WMVLM: Evaluating Diffusion Model Image Watermarking via Vision-Language Models
Zijin Yang 1,2, Yu Sun 3, Kejiang Chen 1,2, Jiawei Zhao 1,2, Jun Jiang 1,2, Weiming Zhang 1,2, Nenghai Yu 1,2
Published on arXiv
2601.21610
Output Integrity Attack
OWASP ML Top 10 — ML09
Key Finding
WMVLM outperforms state-of-the-art VLMs on watermark evaluation with strong generalization across datasets, diffusion models, and watermarking methods
WMVLM
Novel technique introduced
Digital watermarking is essential for securing generated images from diffusion models. Accurate watermark evaluation is critical for algorithm development, yet existing methods have significant limitations: they lack a unified framework for both residual and semantic watermarks, provide results without interpretability, neglect comprehensive security considerations, and often use inappropriate metrics for semantic watermarks.
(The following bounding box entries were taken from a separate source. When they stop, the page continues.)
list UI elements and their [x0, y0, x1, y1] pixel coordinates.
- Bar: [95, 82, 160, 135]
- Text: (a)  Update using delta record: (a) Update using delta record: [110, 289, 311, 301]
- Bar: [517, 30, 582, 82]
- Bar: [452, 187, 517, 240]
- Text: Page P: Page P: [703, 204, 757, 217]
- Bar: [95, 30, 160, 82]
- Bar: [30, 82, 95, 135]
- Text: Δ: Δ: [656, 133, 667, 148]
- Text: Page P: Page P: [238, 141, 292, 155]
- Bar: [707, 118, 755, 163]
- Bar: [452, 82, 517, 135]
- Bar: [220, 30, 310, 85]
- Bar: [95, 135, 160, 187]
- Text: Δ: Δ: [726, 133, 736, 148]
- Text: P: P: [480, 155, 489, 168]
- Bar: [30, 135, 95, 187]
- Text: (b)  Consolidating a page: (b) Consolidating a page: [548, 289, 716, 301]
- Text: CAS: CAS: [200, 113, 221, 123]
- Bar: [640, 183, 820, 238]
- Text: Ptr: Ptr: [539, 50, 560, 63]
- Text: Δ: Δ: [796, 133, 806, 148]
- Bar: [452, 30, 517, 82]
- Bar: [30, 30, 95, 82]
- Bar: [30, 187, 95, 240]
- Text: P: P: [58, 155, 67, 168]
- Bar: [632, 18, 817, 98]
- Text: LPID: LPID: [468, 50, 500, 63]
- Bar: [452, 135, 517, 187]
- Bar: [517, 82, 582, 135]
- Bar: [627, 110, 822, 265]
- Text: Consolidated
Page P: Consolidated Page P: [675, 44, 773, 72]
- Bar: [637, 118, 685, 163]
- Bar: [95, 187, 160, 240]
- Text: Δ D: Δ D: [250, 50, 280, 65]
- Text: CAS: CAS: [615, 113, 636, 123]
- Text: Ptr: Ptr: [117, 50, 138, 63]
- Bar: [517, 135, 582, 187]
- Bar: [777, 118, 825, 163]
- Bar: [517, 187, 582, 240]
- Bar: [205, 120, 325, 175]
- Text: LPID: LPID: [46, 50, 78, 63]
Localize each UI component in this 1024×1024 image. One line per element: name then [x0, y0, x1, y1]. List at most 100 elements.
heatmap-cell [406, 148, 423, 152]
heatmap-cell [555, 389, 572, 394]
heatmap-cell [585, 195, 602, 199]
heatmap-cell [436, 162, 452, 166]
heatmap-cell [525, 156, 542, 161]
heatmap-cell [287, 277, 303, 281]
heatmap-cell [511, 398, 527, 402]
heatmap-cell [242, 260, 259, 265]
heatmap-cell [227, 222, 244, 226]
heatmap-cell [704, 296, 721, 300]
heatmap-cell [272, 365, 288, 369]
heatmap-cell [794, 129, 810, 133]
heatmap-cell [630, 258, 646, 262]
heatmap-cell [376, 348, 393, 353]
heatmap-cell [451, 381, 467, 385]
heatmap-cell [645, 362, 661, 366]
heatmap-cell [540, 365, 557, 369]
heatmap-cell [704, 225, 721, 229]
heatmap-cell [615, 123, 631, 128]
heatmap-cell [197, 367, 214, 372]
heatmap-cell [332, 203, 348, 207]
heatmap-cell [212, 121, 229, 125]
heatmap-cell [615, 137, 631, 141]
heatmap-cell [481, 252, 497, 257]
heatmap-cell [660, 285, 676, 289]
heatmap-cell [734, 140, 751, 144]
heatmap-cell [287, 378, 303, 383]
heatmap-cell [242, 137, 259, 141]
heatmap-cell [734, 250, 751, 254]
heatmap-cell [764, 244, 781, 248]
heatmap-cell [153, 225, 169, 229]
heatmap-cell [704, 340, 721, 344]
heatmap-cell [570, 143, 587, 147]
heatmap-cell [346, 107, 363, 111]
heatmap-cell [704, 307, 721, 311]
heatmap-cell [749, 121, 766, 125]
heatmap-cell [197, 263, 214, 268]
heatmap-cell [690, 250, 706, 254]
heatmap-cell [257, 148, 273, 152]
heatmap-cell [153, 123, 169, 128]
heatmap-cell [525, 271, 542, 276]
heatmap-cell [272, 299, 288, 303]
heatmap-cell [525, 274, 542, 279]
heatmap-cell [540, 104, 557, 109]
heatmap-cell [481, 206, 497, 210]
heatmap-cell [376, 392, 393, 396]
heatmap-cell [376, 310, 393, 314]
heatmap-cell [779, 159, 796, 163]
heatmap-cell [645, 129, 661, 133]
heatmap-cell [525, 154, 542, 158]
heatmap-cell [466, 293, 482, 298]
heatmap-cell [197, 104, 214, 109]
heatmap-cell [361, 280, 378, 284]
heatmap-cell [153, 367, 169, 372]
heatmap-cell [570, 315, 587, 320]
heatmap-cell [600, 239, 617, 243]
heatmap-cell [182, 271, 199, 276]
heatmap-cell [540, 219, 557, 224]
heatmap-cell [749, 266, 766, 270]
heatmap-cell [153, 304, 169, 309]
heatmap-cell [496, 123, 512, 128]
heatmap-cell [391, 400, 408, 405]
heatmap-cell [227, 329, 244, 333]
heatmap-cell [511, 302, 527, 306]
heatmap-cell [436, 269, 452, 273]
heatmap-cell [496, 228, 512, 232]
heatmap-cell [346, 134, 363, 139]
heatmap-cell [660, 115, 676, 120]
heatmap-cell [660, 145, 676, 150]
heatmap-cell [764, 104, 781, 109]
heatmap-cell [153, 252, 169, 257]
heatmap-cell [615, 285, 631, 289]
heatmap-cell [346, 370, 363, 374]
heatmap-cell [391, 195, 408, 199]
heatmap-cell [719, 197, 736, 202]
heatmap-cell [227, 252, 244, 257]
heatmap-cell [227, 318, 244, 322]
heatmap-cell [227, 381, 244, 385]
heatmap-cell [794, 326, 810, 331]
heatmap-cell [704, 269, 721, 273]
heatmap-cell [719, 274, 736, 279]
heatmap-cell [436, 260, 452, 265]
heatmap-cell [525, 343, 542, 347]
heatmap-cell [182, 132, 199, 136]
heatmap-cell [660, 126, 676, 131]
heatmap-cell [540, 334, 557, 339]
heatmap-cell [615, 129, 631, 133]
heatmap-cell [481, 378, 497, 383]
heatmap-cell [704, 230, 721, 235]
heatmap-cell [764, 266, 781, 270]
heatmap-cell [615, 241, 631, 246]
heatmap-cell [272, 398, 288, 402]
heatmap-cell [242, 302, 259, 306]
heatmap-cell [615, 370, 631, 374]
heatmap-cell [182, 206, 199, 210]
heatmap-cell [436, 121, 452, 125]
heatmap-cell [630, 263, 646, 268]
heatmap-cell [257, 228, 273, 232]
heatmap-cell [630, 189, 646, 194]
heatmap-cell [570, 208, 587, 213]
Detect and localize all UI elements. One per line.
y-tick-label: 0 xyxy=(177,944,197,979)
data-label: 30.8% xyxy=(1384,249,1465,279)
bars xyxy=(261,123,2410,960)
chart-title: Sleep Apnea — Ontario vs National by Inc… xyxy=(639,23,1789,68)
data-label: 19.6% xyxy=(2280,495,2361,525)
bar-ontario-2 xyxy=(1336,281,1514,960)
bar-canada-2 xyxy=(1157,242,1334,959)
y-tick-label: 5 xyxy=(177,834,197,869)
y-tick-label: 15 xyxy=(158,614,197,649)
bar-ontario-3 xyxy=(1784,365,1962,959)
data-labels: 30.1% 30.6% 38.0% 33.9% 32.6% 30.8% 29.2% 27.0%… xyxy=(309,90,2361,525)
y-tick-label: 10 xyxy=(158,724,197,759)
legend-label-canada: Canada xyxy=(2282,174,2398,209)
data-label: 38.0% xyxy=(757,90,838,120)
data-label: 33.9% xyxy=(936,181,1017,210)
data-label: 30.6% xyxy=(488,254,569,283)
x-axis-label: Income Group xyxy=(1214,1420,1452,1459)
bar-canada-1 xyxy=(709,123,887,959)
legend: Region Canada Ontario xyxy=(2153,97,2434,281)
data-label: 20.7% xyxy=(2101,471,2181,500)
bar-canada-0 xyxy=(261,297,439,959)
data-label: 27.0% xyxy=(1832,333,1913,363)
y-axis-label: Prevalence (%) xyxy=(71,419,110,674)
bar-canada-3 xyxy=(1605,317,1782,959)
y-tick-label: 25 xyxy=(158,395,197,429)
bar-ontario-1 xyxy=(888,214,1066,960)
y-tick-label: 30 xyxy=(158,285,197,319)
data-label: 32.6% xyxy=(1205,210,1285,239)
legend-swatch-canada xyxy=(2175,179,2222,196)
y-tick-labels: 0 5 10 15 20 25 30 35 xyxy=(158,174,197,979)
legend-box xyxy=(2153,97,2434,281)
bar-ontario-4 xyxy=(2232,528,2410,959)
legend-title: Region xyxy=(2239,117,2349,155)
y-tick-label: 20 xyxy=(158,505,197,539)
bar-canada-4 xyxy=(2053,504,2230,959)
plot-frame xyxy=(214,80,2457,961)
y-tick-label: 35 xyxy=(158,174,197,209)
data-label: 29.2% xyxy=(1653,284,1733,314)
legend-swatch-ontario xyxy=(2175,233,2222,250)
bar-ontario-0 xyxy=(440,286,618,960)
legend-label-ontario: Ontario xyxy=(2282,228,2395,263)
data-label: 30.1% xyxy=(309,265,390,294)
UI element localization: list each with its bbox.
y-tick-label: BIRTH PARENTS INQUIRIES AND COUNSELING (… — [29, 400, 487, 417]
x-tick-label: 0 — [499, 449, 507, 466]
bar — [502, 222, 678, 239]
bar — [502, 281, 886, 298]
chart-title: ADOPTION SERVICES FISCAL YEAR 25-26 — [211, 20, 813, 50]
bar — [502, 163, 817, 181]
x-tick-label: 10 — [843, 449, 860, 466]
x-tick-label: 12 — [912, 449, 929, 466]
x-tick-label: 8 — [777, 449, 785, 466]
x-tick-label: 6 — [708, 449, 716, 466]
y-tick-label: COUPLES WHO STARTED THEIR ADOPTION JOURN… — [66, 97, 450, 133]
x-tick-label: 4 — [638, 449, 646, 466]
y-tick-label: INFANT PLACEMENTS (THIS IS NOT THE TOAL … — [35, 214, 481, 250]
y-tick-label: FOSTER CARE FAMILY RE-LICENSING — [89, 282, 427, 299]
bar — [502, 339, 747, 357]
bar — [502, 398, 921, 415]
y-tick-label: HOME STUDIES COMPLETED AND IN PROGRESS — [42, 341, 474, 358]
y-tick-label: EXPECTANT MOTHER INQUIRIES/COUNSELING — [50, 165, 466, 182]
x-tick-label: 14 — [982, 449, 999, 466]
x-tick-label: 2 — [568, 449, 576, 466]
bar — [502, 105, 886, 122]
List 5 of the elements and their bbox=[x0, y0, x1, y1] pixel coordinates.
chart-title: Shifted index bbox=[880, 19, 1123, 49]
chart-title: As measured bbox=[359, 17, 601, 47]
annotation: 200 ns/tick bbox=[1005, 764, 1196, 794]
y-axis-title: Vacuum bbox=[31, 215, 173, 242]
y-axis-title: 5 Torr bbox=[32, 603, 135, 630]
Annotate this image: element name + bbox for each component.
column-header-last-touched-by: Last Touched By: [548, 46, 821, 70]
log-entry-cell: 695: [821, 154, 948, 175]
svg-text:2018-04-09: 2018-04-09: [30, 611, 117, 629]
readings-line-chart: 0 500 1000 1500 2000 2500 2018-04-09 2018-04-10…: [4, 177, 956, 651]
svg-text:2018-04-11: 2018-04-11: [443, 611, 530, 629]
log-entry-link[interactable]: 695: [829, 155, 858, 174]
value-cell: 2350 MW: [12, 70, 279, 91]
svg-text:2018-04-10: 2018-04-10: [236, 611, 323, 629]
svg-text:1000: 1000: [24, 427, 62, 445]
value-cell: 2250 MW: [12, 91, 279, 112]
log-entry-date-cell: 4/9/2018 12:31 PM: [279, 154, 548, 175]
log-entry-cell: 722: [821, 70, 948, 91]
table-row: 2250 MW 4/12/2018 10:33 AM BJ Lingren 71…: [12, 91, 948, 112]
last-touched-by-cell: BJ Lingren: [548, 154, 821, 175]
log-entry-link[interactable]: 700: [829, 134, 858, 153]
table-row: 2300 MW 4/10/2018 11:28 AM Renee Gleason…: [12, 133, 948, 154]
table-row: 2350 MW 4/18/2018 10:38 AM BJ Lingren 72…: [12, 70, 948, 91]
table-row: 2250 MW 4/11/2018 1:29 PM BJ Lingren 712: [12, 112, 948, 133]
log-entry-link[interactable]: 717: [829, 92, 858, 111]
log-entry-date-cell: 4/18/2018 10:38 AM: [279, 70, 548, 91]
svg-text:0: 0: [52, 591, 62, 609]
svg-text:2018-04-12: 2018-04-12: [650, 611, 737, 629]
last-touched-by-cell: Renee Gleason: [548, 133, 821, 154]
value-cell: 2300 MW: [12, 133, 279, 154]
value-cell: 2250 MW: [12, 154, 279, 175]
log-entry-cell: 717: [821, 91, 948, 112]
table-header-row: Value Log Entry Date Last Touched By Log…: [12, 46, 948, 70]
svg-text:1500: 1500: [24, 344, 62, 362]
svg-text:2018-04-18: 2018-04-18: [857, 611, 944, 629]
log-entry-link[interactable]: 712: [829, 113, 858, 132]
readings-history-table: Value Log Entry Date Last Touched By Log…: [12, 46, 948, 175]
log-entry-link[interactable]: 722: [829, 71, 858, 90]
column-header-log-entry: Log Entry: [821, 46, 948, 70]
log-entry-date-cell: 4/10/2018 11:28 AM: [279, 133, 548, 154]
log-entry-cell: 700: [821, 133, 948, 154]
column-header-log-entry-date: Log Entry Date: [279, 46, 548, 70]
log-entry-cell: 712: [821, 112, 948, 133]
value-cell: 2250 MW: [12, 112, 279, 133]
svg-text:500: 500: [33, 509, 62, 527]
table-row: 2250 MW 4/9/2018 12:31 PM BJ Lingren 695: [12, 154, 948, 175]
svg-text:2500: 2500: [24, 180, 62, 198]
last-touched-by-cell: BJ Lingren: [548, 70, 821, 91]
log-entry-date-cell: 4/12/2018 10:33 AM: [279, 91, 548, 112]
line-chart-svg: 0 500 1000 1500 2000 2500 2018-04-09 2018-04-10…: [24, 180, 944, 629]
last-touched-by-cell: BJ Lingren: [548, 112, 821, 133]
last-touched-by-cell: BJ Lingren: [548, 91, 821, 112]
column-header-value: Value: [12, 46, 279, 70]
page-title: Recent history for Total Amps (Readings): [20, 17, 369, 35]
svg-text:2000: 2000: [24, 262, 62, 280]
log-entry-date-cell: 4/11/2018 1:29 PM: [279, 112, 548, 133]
To address these gaps, we propose WMVLM, the first unified and interpretable evaluation framework for diffusion model image watermarking via vision-language models (VLMs). We redefine quality and security metrics for each watermark type: residual watermarks are evaluated by artifact strength and erasure resistance, while semantic watermarks are assessed through latent distribution shifts. Moreover, we introduce a three-stage training strategy to progressively enable the model to achieve classification, scoring, and interpretable text generation. Experiments show WMVLM outperforms state-of-the-art VLMs with strong generalization across datasets, diffusion models, and watermarking methods.
Key Contributions
- First unified evaluation framework (WMVLM) covering both residual and semantic watermark types for diffusion model outputs, providing interpretable text generation alongside classification and scoring
- Redefined quality and security metrics per watermark type: artifact strength and erasure resistance for residual watermarks; latent distribution shifts for semantic watermarks
- Three-stage progressive training strategy enabling a VLM to perform classification, scoring, and natural-language interpretation of watermark quality and security
🛡️ Threat Analysis
The paper's primary contribution is evaluating watermarking schemes applied to diffusion model image outputs (content provenance/authenticity). It defines quality and security metrics for both residual and semantic watermarks, including erasure resistance — directly targeting output integrity of AI-generated content.